Sebagaimana fungsi dari BMT adalah bagian dari Bayt al-Māl,
sedangkan Bayt
al-Māl adalah
rumah harta berupa lembaga negara yang mengelola penerimaan dan pengeluaran
yang bersumber dari zakāh, kharaj,
jizyah, fa’i, ghanimah, kaffarat, wakāf dan lain sebagainya yang ditasyarufkan
untuk kepentingan umat pada zaman Nabi Muhammad saw. Maka setiap harta baik
berupa tanah, bangunan, barang tambang, uang komoditas perdagangan dan harta
benda lainnya, dimana kaum muslimin berhak memilikinya sesuai hukum syara’ dan
tidak ditentukan individu pemiliknya, walaupun telah tertentu pihak yang
menerimanya tetap menjadi hak Bayt al-Māl, yakni sudah
dianggap sebagai pemasukan bagi Bayt al-Māl.
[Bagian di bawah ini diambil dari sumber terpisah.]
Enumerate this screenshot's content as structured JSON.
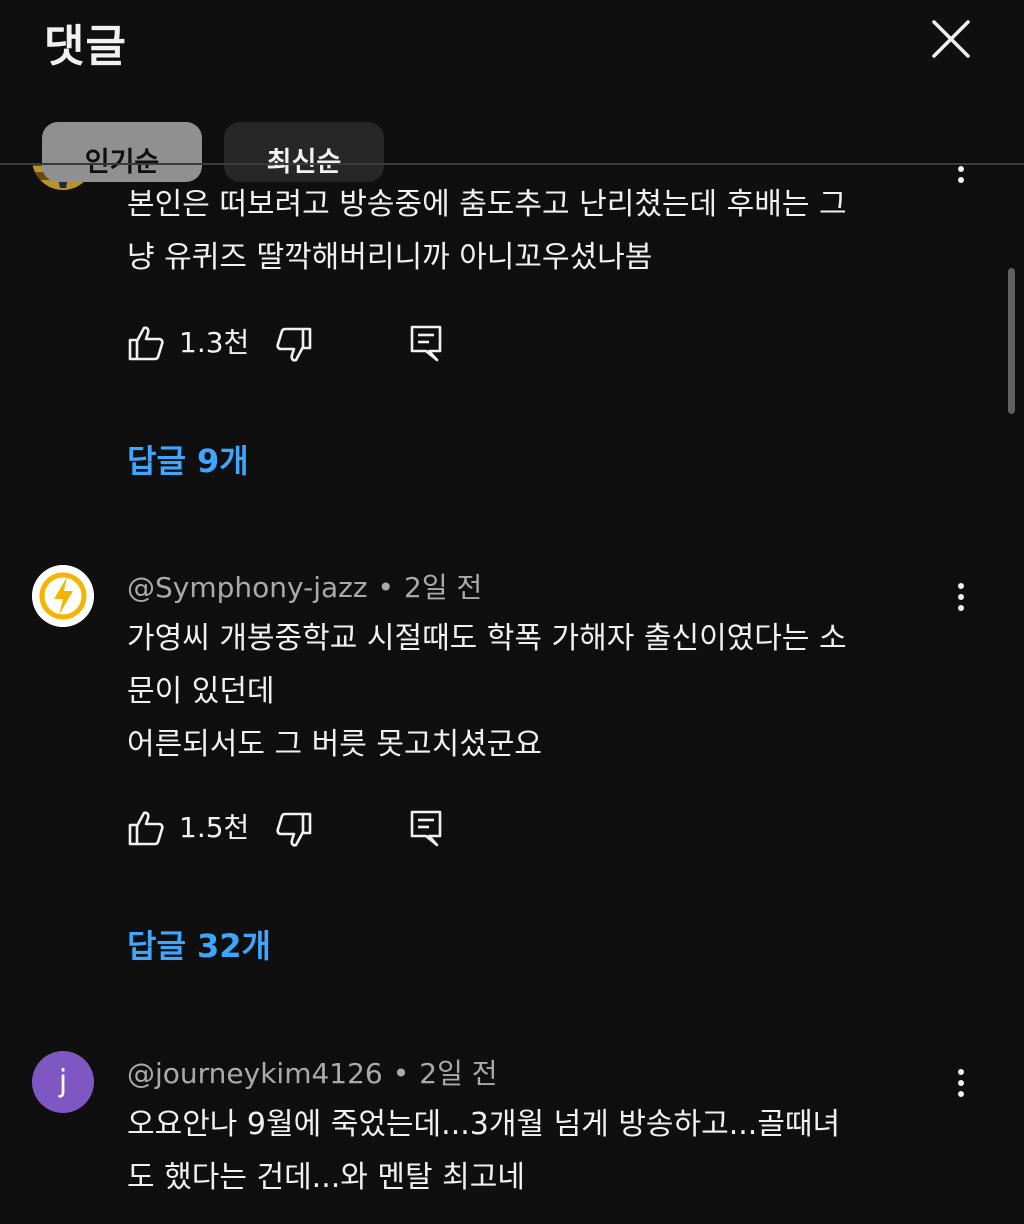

Namun menurut para ahli ekonomi Islam dan sarjana
ekonomi Islam sendiri telah memiliki penafsiran yang berbeda dalam mengartikan Bayt al-Māl
saat ini. Sedangkan menurut Muhammad
Ridwan, Bayt
al-Māl dibagi
menjadi tiga bagian, yaitu :
a. Bayt al-Māl
Khas
Bayt al-Māl khas
merupakan perbendaharaan kerajaan atau dana rahasia. Dana ini khusus untuk
pengeluaran pribadi raja dan keluarganya, dana pengawal raja serta hadiah bagi
tamu-tamu kerajaan.
b. Bayt al-Māl
Bayt al-Māl merupakan jenis bank
sentral untuk kerajaan. Namun pola operasionalnya sebatas kepentingan kerajaan
seperti mengatur keuangan kerajaan. Model baitul maal ini sistem pengelolaannya
sangat sentralistik. Pengelola tertinggi berada di tangan raja. Di bawah raja
terdapat gubernur yang membawahi wilayah provinsi masing-masing.
c. Bayt al-Māl
Al-Islamin
Bayt al-Māl al-Islamin
merupakan Bayt
al-Māl yang berfungsi secara luas untuk kepentingan
masyarakat, baik muslim maupun non-muslim. Fungsi-fungsi mencakup kesejahteraan
seluruh warga tanpa memandang jenis kelamin, ras dan bahkan agama. Bayt al-Māl
jenis ini bertempat di masjid-masjid utama kerajaan.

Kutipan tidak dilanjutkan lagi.